Par Greg Oxley, La Riposte

Avec l’adoption de la loi Fillon par l’Assemblée nationale, le mouvement syndical, les travailleurs, la jeunesse et les retraités ont essuyé une sérieuse défaite. Malgré l’ampleur impressionnante des manifestations qui ont eu lieu pendant plusieurs semaines, Raffarin a maintenu sa « réforme ». Cette défaite aura des conséquences particulièrement graves pour l’immense majorité des retraités, qui subiront une nette dégradation de leur qualité de vie. Elle se traduira aussi par la chute de nombreuses personnes âgées dans la misère désespérante que connaît déjà une fraction toujours plus grande de la population française.

Au cours de cette lutte, La Riposte soulignait constamment l’énorme puissance potentielle de la contestation qui se développait contre le projet Fillon. Or, cette puissance potentielle ne s’est pas pleinement réalisée.
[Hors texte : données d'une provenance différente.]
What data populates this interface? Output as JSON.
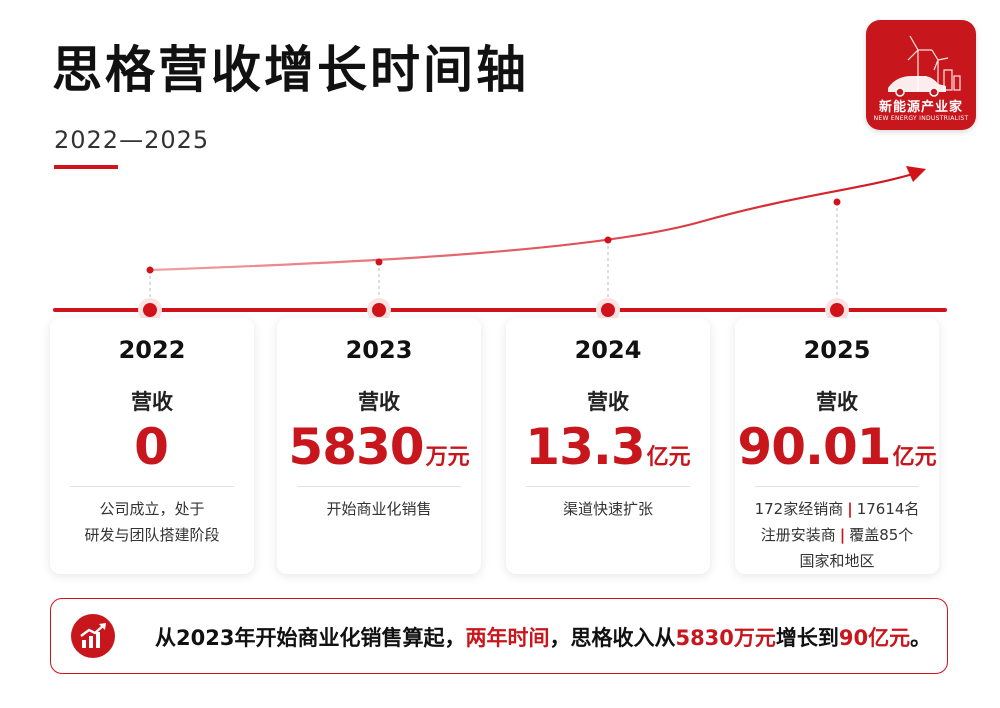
{
  "header": {
    "title": "思格营收增长时间轴",
    "subtitle": "2022—2025"
  },
  "logo": {
    "name": "新能源产业家",
    "english": "NEW ENERGY INDUSTRIALIST",
    "icon": "wind-turbine-car-icon"
  },
  "timeline": [
    {
      "year": "2022",
      "label": "营收",
      "value": "0",
      "unit": "",
      "desc_lines": [
        "公司成立，处于",
        "研发与团队搭建阶段"
      ]
    },
    {
      "year": "2023",
      "label": "营收",
      "value": "5830",
      "unit": "万元",
      "desc_lines": [
        "开始商业化销售"
      ]
    },
    {
      "year": "2024",
      "label": "营收",
      "value": "13.3",
      "unit": "亿元",
      "desc_lines": [
        "渠道快速扩张"
      ]
    },
    {
      "year": "2025",
      "label": "营收",
      "value": "90.01",
      "unit": "亿元",
      "desc_parts": [
        "172家经销商",
        "17614名",
        "注册安装商",
        "覆盖85个",
        "国家和地区"
      ]
    }
  ],
  "summary": {
    "part1": "从2023年开始商业化销售算起，",
    "part2": "两年时间",
    "part3": "，思格收入从",
    "part4": "5830万元",
    "part5": "增长到",
    "part6": "90亿元",
    "part7": "。",
    "icon": "growth-chart-icon"
  },
  "colors": {
    "accent": "#c8161d",
    "text": "#111111"
  }
}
Il y a de nombreuses raisons à cela, mais il faut dire que parmi les plus importantes se trouve le comportement absolument scandaleux de François Chérèque et de l’équipe dirigeante de la CFDT. La capitulation de François Chérèque, le surlendemain des manifestations massives du 13 mai, était une trahison flagrante et honteuse à l’égard des adhérents de la CFDT, mais aussi de tous les salariés et retraités du pays. Son ralliement aux propositions du gouvernement a divisé et affaibli la mobilisation syndicale à un moment critique de la lutte. La direction nationale de FO, elle aussi, a joué un rôle perfide. Usant d’une démagogie « radicale » sur les manifestations, elle s’est opposée sur le terrain à toute initiative susceptible de renforcer l’ampleur et l’efficacité des actions engagées.
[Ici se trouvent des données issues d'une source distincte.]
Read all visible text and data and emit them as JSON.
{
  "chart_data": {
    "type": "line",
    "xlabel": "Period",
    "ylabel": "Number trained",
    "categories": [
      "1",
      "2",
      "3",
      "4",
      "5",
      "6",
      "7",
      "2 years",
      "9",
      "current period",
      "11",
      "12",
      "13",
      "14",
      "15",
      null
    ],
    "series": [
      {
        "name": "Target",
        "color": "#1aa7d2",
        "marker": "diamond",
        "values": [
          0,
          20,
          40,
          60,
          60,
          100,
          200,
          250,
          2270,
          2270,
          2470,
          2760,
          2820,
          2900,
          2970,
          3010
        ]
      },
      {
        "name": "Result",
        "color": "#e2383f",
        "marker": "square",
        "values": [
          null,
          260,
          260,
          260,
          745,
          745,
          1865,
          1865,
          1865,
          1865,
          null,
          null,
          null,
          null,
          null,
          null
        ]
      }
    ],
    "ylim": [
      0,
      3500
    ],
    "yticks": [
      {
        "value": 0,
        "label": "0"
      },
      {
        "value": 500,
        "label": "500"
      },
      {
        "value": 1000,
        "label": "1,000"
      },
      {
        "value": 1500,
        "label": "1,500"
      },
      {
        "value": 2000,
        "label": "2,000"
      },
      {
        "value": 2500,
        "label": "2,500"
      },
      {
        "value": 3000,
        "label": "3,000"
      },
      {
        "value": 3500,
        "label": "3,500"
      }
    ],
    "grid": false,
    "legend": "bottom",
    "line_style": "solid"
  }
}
Les salariés mobilisés par la CGT et les syndicats des enseignants ont, par leur présence massive, formé la colonne vertébrale du mouvement pour la défense des retraites et contre la décentralisation. Et pourtant, à l’évidence, la direction nationale de la CGT a sous-estimé son adversaire. A la différence de Chérèque, qui a sciemment travaillé à l’échec de la contestation, Bernard Thibault, au moins, voulait convaincre le gouvernement d’ouvrir des négociations. Cependant, les formes d’action sur lesquelles il comptait se sont avérées inadéquates, et n’ont même pas permis d’atteindre cet objectif extrêmement limité.
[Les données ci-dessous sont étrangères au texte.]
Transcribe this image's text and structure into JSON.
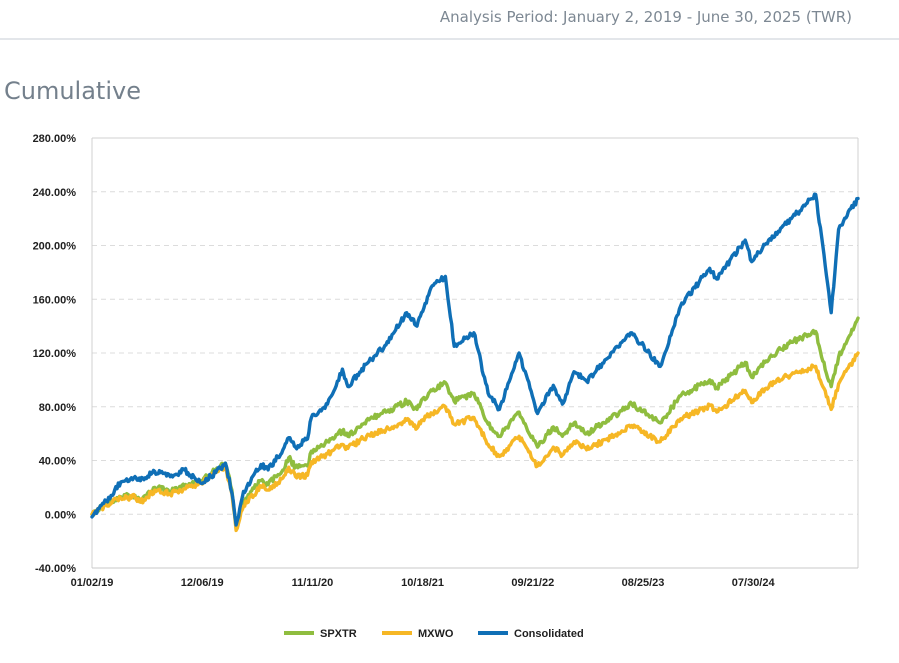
{
  "header": {
    "period": "Analysis Period: January 2, 2019 - June 30, 2025 (TWR)"
  },
  "section": {
    "title": "Cumulative"
  },
  "chart_data": {
    "type": "line",
    "title": "",
    "xlabel": "",
    "ylabel": "",
    "x_tick_labels": [
      "01/02/19",
      "12/06/19",
      "11/11/20",
      "10/18/21",
      "09/21/22",
      "08/25/23",
      "07/30/24"
    ],
    "y_tick_labels": [
      "280.00%",
      "240.00%",
      "200.00%",
      "160.00%",
      "120.00%",
      "80.00%",
      "40.00%",
      "0.00%",
      "-40.00%"
    ],
    "ylim": [
      -40,
      280
    ],
    "y_unit": "%",
    "grid": "horizontal dashed",
    "legend_position": "bottom-center",
    "x_unit": "date",
    "x_range": [
      "2019-01-02",
      "2025-06-30"
    ],
    "series": [
      {
        "name": "SPXTR",
        "color": "#8fbd3f",
        "points": [
          [
            "2019-01-02",
            0
          ],
          [
            "2019-02-15",
            8
          ],
          [
            "2019-04-01",
            13
          ],
          [
            "2019-05-15",
            14
          ],
          [
            "2019-06-01",
            10
          ],
          [
            "2019-07-15",
            20
          ],
          [
            "2019-09-01",
            17
          ],
          [
            "2019-10-15",
            21
          ],
          [
            "2019-12-06",
            25
          ],
          [
            "2020-01-20",
            33
          ],
          [
            "2020-02-19",
            38
          ],
          [
            "2020-03-10",
            18
          ],
          [
            "2020-03-23",
            -10
          ],
          [
            "2020-04-15",
            10
          ],
          [
            "2020-06-08",
            25
          ],
          [
            "2020-06-30",
            22
          ],
          [
            "2020-08-15",
            33
          ],
          [
            "2020-09-02",
            42
          ],
          [
            "2020-09-23",
            35
          ],
          [
            "2020-10-30",
            36
          ],
          [
            "2020-11-11",
            47
          ],
          [
            "2020-12-31",
            54
          ],
          [
            "2021-02-15",
            62
          ],
          [
            "2021-03-04",
            58
          ],
          [
            "2021-05-01",
            70
          ],
          [
            "2021-06-30",
            76
          ],
          [
            "2021-09-02",
            84
          ],
          [
            "2021-10-04",
            78
          ],
          [
            "2021-10-18",
            85
          ],
          [
            "2021-11-20",
            92
          ],
          [
            "2021-12-31",
            98
          ],
          [
            "2022-01-27",
            84
          ],
          [
            "2022-03-29",
            90
          ],
          [
            "2022-05-12",
            67
          ],
          [
            "2022-06-16",
            58
          ],
          [
            "2022-08-16",
            76
          ],
          [
            "2022-09-30",
            55
          ],
          [
            "2022-10-12",
            50
          ],
          [
            "2022-11-30",
            65
          ],
          [
            "2022-12-28",
            58
          ],
          [
            "2023-02-02",
            68
          ],
          [
            "2023-03-13",
            60
          ],
          [
            "2023-06-30",
            77
          ],
          [
            "2023-07-31",
            82
          ],
          [
            "2023-10-27",
            68
          ],
          [
            "2023-12-29",
            88
          ],
          [
            "2024-03-28",
            100
          ],
          [
            "2024-04-19",
            94
          ],
          [
            "2024-07-16",
            113
          ],
          [
            "2024-08-05",
            102
          ],
          [
            "2024-09-30",
            117
          ],
          [
            "2024-12-06",
            128
          ],
          [
            "2025-02-19",
            136
          ],
          [
            "2025-03-13",
            114
          ],
          [
            "2025-04-08",
            95
          ],
          [
            "2025-05-01",
            117
          ],
          [
            "2025-06-30",
            146
          ]
        ]
      },
      {
        "name": "MXWO",
        "color": "#f6b725",
        "points": [
          [
            "2019-01-02",
            0
          ],
          [
            "2019-02-15",
            7
          ],
          [
            "2019-04-01",
            12
          ],
          [
            "2019-05-15",
            13
          ],
          [
            "2019-06-01",
            9
          ],
          [
            "2019-07-15",
            18
          ],
          [
            "2019-09-01",
            15
          ],
          [
            "2019-10-15",
            19
          ],
          [
            "2019-12-06",
            23
          ],
          [
            "2020-01-20",
            31
          ],
          [
            "2020-02-19",
            35
          ],
          [
            "2020-03-10",
            15
          ],
          [
            "2020-03-23",
            -12
          ],
          [
            "2020-04-15",
            6
          ],
          [
            "2020-06-08",
            21
          ],
          [
            "2020-06-30",
            18
          ],
          [
            "2020-08-15",
            27
          ],
          [
            "2020-09-02",
            35
          ],
          [
            "2020-09-23",
            28
          ],
          [
            "2020-10-30",
            29
          ],
          [
            "2020-11-11",
            39
          ],
          [
            "2020-12-31",
            45
          ],
          [
            "2021-02-15",
            52
          ],
          [
            "2021-03-04",
            49
          ],
          [
            "2021-05-01",
            58
          ],
          [
            "2021-06-30",
            63
          ],
          [
            "2021-09-02",
            70
          ],
          [
            "2021-10-04",
            64
          ],
          [
            "2021-10-18",
            70
          ],
          [
            "2021-11-20",
            75
          ],
          [
            "2021-12-31",
            80
          ],
          [
            "2022-01-27",
            67
          ],
          [
            "2022-03-29",
            72
          ],
          [
            "2022-05-12",
            52
          ],
          [
            "2022-06-16",
            43
          ],
          [
            "2022-08-16",
            58
          ],
          [
            "2022-09-30",
            40
          ],
          [
            "2022-10-12",
            36
          ],
          [
            "2022-11-30",
            50
          ],
          [
            "2022-12-28",
            44
          ],
          [
            "2023-02-02",
            54
          ],
          [
            "2023-03-13",
            48
          ],
          [
            "2023-06-30",
            62
          ],
          [
            "2023-07-31",
            66
          ],
          [
            "2023-10-27",
            54
          ],
          [
            "2023-12-29",
            71
          ],
          [
            "2024-03-28",
            81
          ],
          [
            "2024-04-19",
            76
          ],
          [
            "2024-07-16",
            92
          ],
          [
            "2024-08-05",
            83
          ],
          [
            "2024-09-30",
            97
          ],
          [
            "2024-12-06",
            104
          ],
          [
            "2025-02-19",
            110
          ],
          [
            "2025-03-13",
            95
          ],
          [
            "2025-04-08",
            78
          ],
          [
            "2025-05-01",
            97
          ],
          [
            "2025-06-30",
            120
          ]
        ]
      },
      {
        "name": "Consolidated",
        "color": "#0f6fb6",
        "points": [
          [
            "2019-01-02",
            -2
          ],
          [
            "2019-02-15",
            10
          ],
          [
            "2019-04-01",
            24
          ],
          [
            "2019-05-15",
            28
          ],
          [
            "2019-06-01",
            25
          ],
          [
            "2019-07-15",
            32
          ],
          [
            "2019-09-01",
            28
          ],
          [
            "2019-10-15",
            33
          ],
          [
            "2019-12-06",
            23
          ],
          [
            "2020-01-20",
            31
          ],
          [
            "2020-02-19",
            38
          ],
          [
            "2020-03-10",
            16
          ],
          [
            "2020-03-23",
            -8
          ],
          [
            "2020-04-15",
            17
          ],
          [
            "2020-06-08",
            37
          ],
          [
            "2020-06-30",
            33
          ],
          [
            "2020-08-15",
            48
          ],
          [
            "2020-09-02",
            57
          ],
          [
            "2020-09-23",
            50
          ],
          [
            "2020-10-30",
            56
          ],
          [
            "2020-11-11",
            72
          ],
          [
            "2020-12-31",
            82
          ],
          [
            "2021-02-15",
            108
          ],
          [
            "2021-03-04",
            95
          ],
          [
            "2021-05-01",
            112
          ],
          [
            "2021-06-30",
            126
          ],
          [
            "2021-09-02",
            150
          ],
          [
            "2021-10-04",
            140
          ],
          [
            "2021-10-18",
            150
          ],
          [
            "2021-11-20",
            170
          ],
          [
            "2021-12-31",
            177
          ],
          [
            "2022-01-27",
            125
          ],
          [
            "2022-03-29",
            135
          ],
          [
            "2022-05-12",
            90
          ],
          [
            "2022-06-16",
            78
          ],
          [
            "2022-08-16",
            120
          ],
          [
            "2022-09-30",
            85
          ],
          [
            "2022-10-12",
            75
          ],
          [
            "2022-11-30",
            96
          ],
          [
            "2022-12-28",
            82
          ],
          [
            "2023-02-02",
            106
          ],
          [
            "2023-03-13",
            99
          ],
          [
            "2023-06-30",
            128
          ],
          [
            "2023-07-31",
            135
          ],
          [
            "2023-10-27",
            110
          ],
          [
            "2023-12-29",
            155
          ],
          [
            "2024-03-28",
            183
          ],
          [
            "2024-04-19",
            175
          ],
          [
            "2024-07-16",
            204
          ],
          [
            "2024-08-05",
            188
          ],
          [
            "2024-09-30",
            205
          ],
          [
            "2024-12-06",
            220
          ],
          [
            "2025-02-19",
            238
          ],
          [
            "2025-03-13",
            200
          ],
          [
            "2025-04-08",
            150
          ],
          [
            "2025-05-01",
            212
          ],
          [
            "2025-06-30",
            235
          ]
        ]
      }
    ]
  }
}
A notre avis, seule la convocation d’une grève générale de 24 ou de 48 heures, impliquant massivement les salariés des secteurs public et privé, aurait pu forcer le gouvernement à retirer ou à reporter son projet. La nécessité d’étendre le mouvement de grève au-delà du secteur éducatif était comprise par la majorité des travailleurs sur les manifestations, où le mot d’ordre dominant était celui de « grève générale ». Thibault a déclaré à plusieurs reprises qu’il « n’excluait aucune forme d’action, y compris la grève générale », mais en fin de compte, la direction de la CGT n’a pas voulu franchir ce cap, et l’appel à l’organisation d’une grève générale, même de 24 heures, n’est jamais venu.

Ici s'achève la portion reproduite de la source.